NTSB Identification: DEN04LA149
14 CFR Part 91: General Aviation
Accident occurred Monday, September 27, 2004 in Las Cruces, NM
Probable Cause Approval Date: 02/24/2005
Aircraft: American Eurocopter AS-350-B3, registration: N497AE
Injuries: 1 Minor.
NTSB investigators may not have traveled in support of this investigation and used data provided by various sources to prepare this aircraft accident report.

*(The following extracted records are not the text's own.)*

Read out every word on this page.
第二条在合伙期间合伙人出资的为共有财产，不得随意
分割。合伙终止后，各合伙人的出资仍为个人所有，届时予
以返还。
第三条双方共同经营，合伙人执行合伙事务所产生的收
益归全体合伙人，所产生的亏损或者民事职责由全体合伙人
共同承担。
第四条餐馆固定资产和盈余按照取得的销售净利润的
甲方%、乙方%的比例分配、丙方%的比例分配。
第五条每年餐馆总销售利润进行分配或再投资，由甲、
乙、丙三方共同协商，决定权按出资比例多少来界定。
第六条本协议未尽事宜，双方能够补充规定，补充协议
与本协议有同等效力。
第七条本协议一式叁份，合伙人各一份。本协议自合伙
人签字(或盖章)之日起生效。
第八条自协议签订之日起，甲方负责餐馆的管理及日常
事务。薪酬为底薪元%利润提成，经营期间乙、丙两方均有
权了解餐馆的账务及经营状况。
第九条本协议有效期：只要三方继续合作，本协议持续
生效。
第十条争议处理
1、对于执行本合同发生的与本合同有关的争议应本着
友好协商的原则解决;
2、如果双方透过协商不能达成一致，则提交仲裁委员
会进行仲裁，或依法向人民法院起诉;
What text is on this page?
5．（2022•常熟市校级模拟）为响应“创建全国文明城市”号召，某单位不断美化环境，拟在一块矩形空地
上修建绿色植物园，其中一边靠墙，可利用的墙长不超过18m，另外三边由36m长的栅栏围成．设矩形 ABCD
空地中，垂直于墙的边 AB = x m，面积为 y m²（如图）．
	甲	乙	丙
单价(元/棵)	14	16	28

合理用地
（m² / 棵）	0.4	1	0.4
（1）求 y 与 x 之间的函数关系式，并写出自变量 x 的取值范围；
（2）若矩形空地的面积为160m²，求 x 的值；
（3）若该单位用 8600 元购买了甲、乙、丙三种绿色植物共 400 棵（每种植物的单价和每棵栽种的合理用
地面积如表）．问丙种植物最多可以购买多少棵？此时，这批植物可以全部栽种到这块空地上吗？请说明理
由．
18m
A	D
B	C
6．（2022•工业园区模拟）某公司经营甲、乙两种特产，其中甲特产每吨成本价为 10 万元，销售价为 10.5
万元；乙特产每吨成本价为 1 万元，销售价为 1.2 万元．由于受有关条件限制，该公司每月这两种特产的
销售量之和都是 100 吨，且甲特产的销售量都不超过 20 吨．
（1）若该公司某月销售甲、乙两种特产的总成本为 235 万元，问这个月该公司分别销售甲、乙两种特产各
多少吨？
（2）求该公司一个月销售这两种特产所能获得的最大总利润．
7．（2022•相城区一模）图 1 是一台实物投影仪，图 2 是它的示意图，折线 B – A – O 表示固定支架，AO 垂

The pilot said that prior to the helicopter's liftoff he checked for and had freedom of controls and no warning or caution lights. He said he had no lights on in the cockpit except "very dim instrument and nav-radio lights." The moon was full, overhead, and bright. The pilot elected not to turn on his searchlight and landing and taxi lights for takeoff. The helicopter came up light on the skids and began a vertical ascent. "The nose began to go left, so I applied right pedal - it seemed stuck/blocked. Within 1 to 2 seconds the aircraft began a right roll. I applied left pressure with the cyclic, but it too seemed extremely stiff and/or stuck." The helicopter rolled over on its right side causing substantial damage. The weather conditions at the time of the accident were reported as clear skies, 10 miles visibility, and winds of 170 degrees at 4 knots. An examination of the helicopter's flight controls and other systems revealed no anomalies. The helipad was located in a former gravel pit with pale white-colored sandy soil surrounding and rising above the pad in all quadrants. Ground scars and paint transfers observed were consistent with the ground resonance spring on the right skid coming in contact with the pad. The ground scars' pattern indicated the helicopter was moving laterally and aft when the spring made first contact with the pad, subsequently initiating a dynamic rollover of the aircraft.
The National Transportation Safety Board determines the probable cause(s) of this accident to be: The pilot's failure to maintain aircraft control during takeoff resulting in the helicopter's skid striking the helipad and the helicopter's subsequent rollover. Factors contributing to the accident were the pilot's improper preflight planning/decision, his failure to use the helicopter's landing/taxi lights and searchlight, the bright night, and the pilots diminished ability to see visual references.